Cinema

Cinco filmes que integram as mostras em cartaz na cidade

Os ciclos apresentam filmes como Cabra Marcado Para Morrer, de Eduardo Coutinho, e o recém-saído dos cinemas Azul É a Cor Mais Quente

Por: Redação Veja São Paulo

Cabra Marcado para Morrer
Cena de "Cabra Marcado para Morrer" (Foto: Divulgação)

Cabra Marcado para Morrer: Eduardo Coutinho (1933-2014) começou a rodar o documentário em 1964, mas o interrompeu por causa do golpe militar. Dezessete anos depois, retomou as filmagens. O longa-metragem será exibido na sexta (11), às18h, na mostra Imagens da Ditadura, na Cinemateca. Com a ajuda da viúva e de amigos, Coutinho registra aqui a vida de João Pedro Teixeira, líder camponês assassinado por ordem de latifundiários do Nordeste.

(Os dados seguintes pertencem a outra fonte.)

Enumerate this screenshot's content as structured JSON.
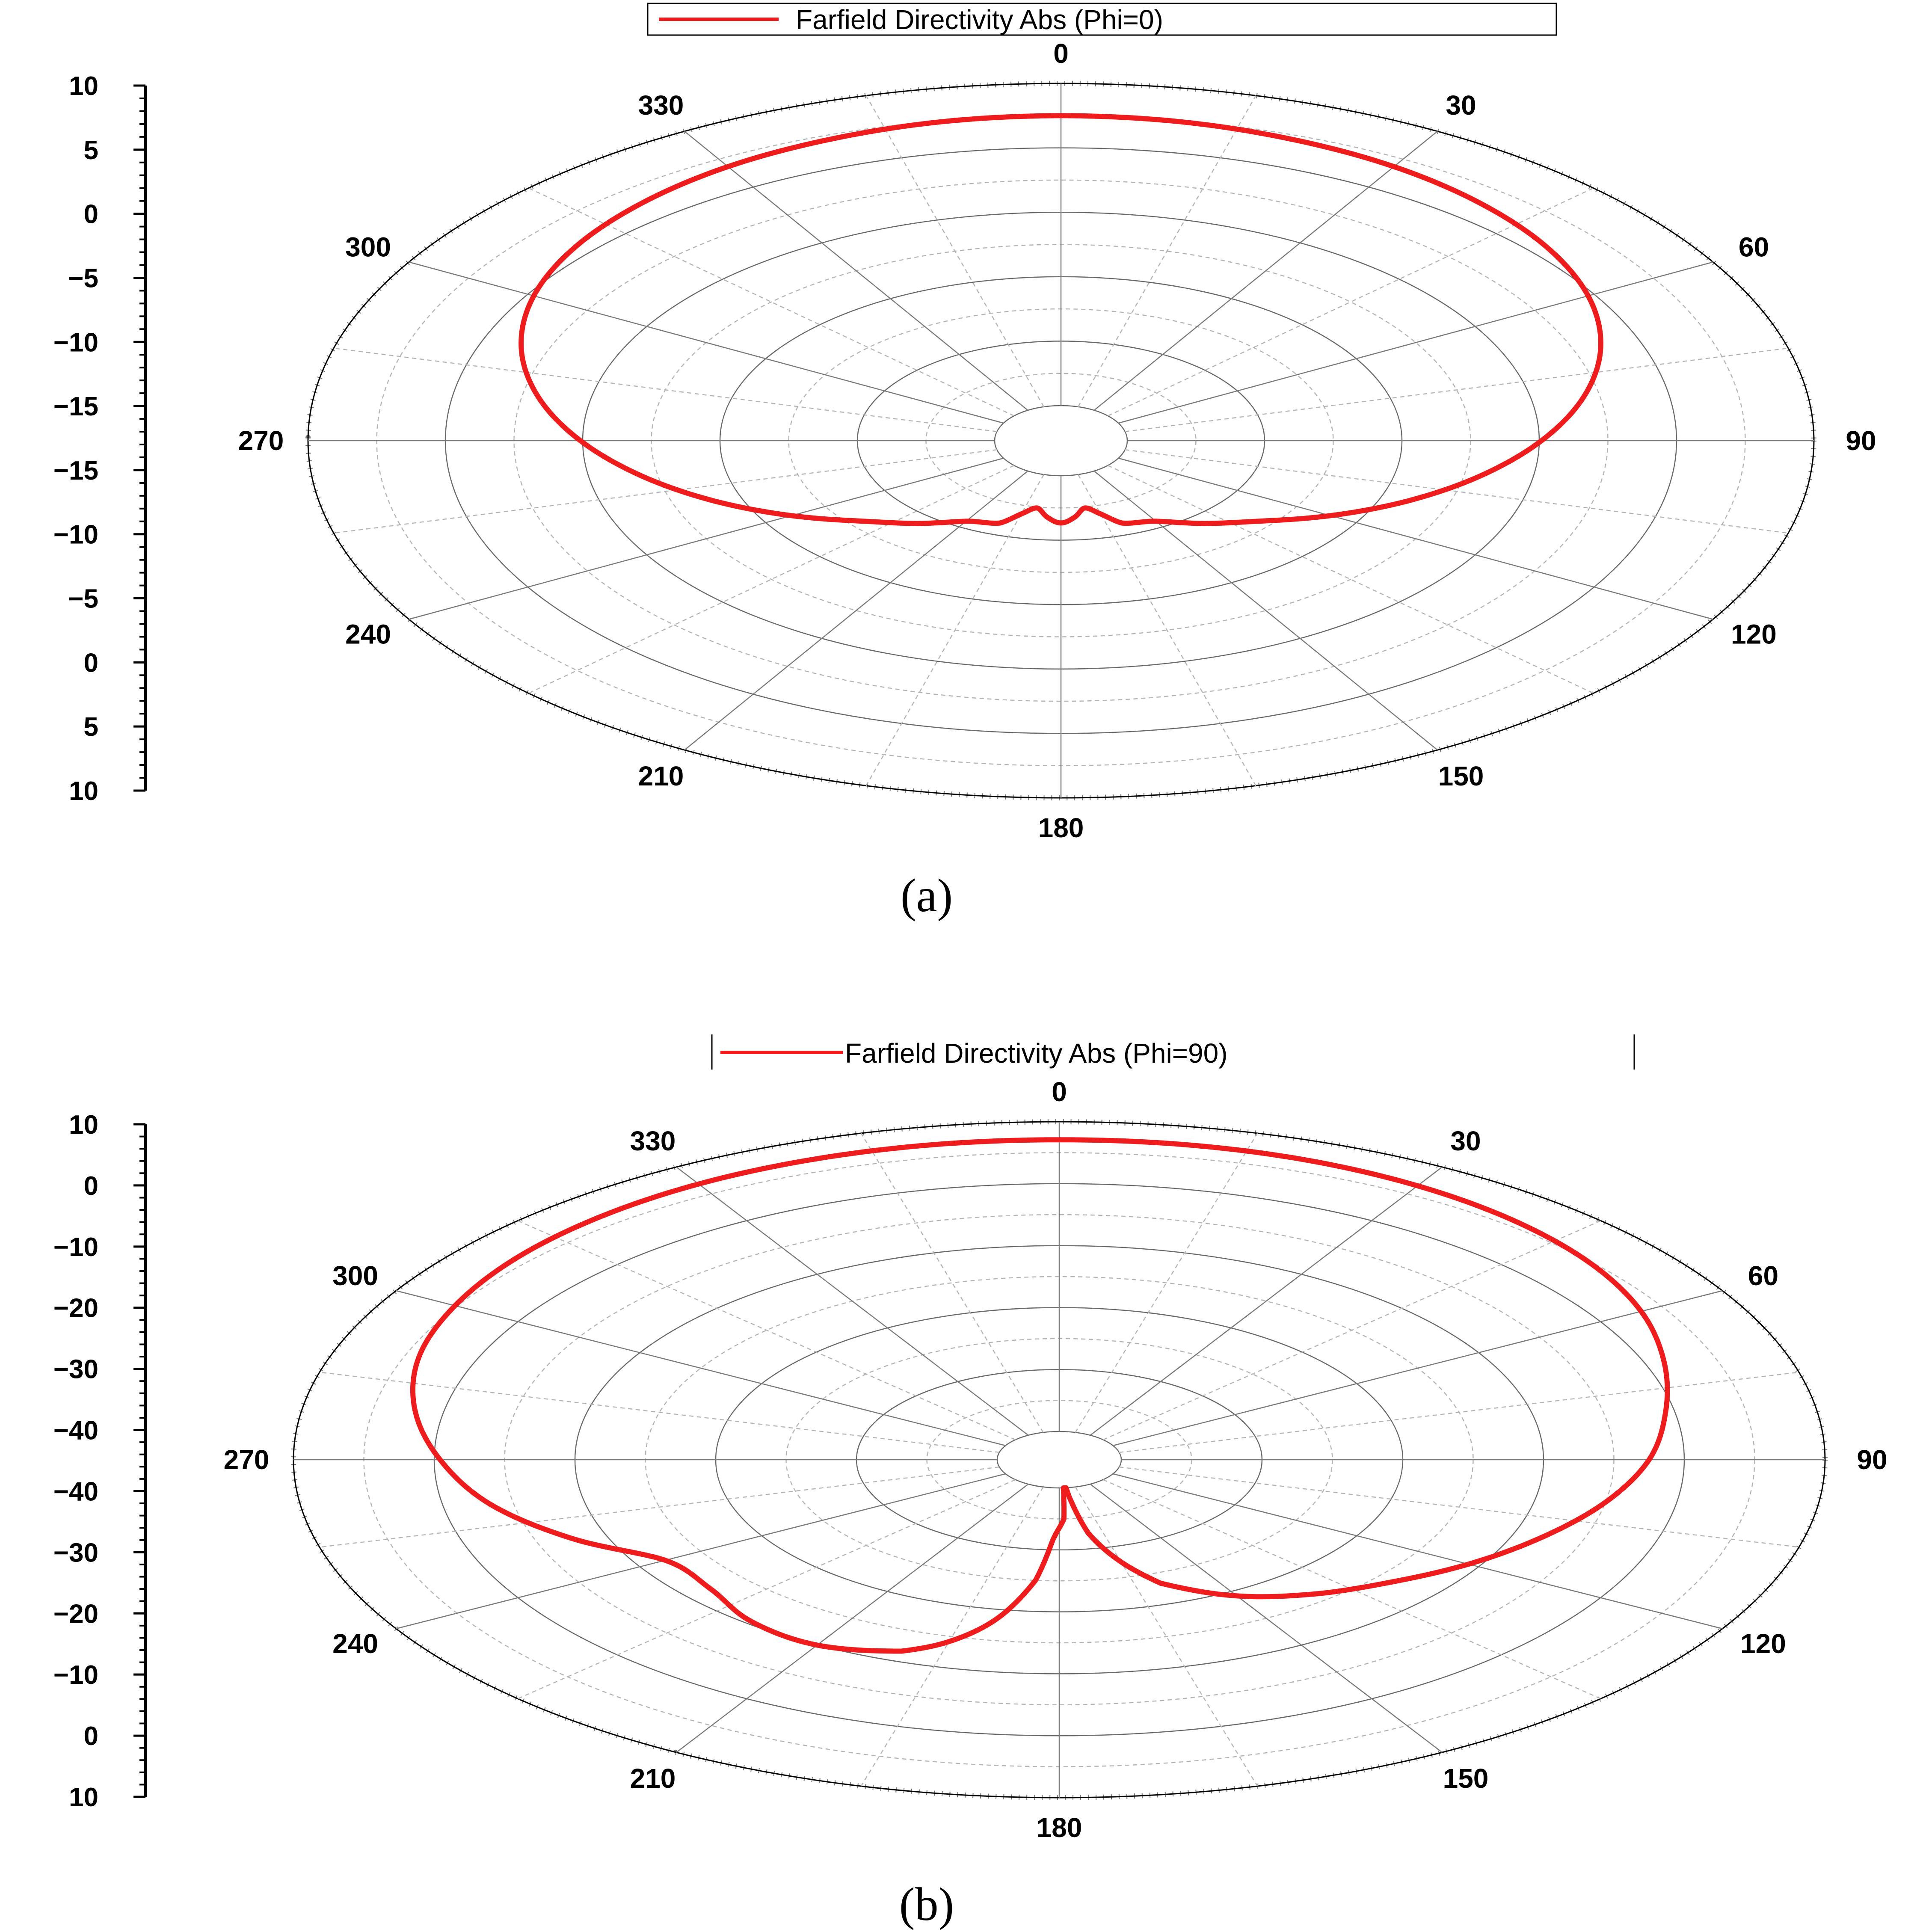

Os Brutos Também Amam 2368
(Foto: Divulgação)

Os Brutos Também Amam: O projeto Quarta Fora da Lei apresenta semanalmente, às 19h, um faroeste clássico no Cine Olido. Em cartaz na quarta (9) está o longa-metragem de George Stevens (1904–1975), realizado em 1953. A trama cobre a trajetória de um filho de rancheiros que idolatra um pistoleiro, interpretado por Alan Ladd. Este chega à região para defender a propriedade de seus pais contra um criador de gado. O ingresso custa R$ 1,00.

Terra em Transe 2368
(Foto: Divulgação)

Terra em Transe: Um dos mais importantes trabalhos de Glauber Rocha (1939-1981) integra o ciclo O Imaginário dos 50 Anos do Golpe, no Centro Cultural São Paulo. Com ingresso a R$ 1,00, a projeção está agendada para este domingo (6), às 15h, e para o próximo (13), às 19h30. Paulo Autran, José Lewgoy, Paulo Gracindo e Jardel Filho compõem o elenco do filme,de 1967, que enfoca a disputa pelo poder na fictícia cidade de Eldorado.

Canção da Floresta 2368
(Foto: Divulgação)

Canção da Floresta: O filme do diretor alemão Michael Obert tem exibição no sábado (12), às 13h, no Cine Livraria Cultura, dentro da extensa programação do É Tudo Verdade. Premiada no festival de documentários de Amsterdã, a produção acompanha o escritor americano Louis Sarno, que se apaixonou pela música africana. Ele se mudou para a África e teve um filho. No roteiro, Sarno leva o garoto para conhecer os Estados Unidos, refletindo, assim, sobre a globalização.

Azul é a Cor Mais Quente 2368
(Foto: Divulgação)

Azul É a Cor Mais Quente: Recém-saído dos cinemas, o longa-metragem, vencedor da Palma de Ouro no Festival de Cannes, volta ao cartaz no Festival Sesc dos Melhores Filmes de 2013. Haverá duas chances: neste sábado (5) e na sexta (11), às 21h30. No drama do diretor tunisiano Abdellatif Kechiche, a jovem Adele (Adèle Exarchopoulos) vive de forma intensa sua primeira paixão por outra mulher, Emma, papel de Léa Seydoux.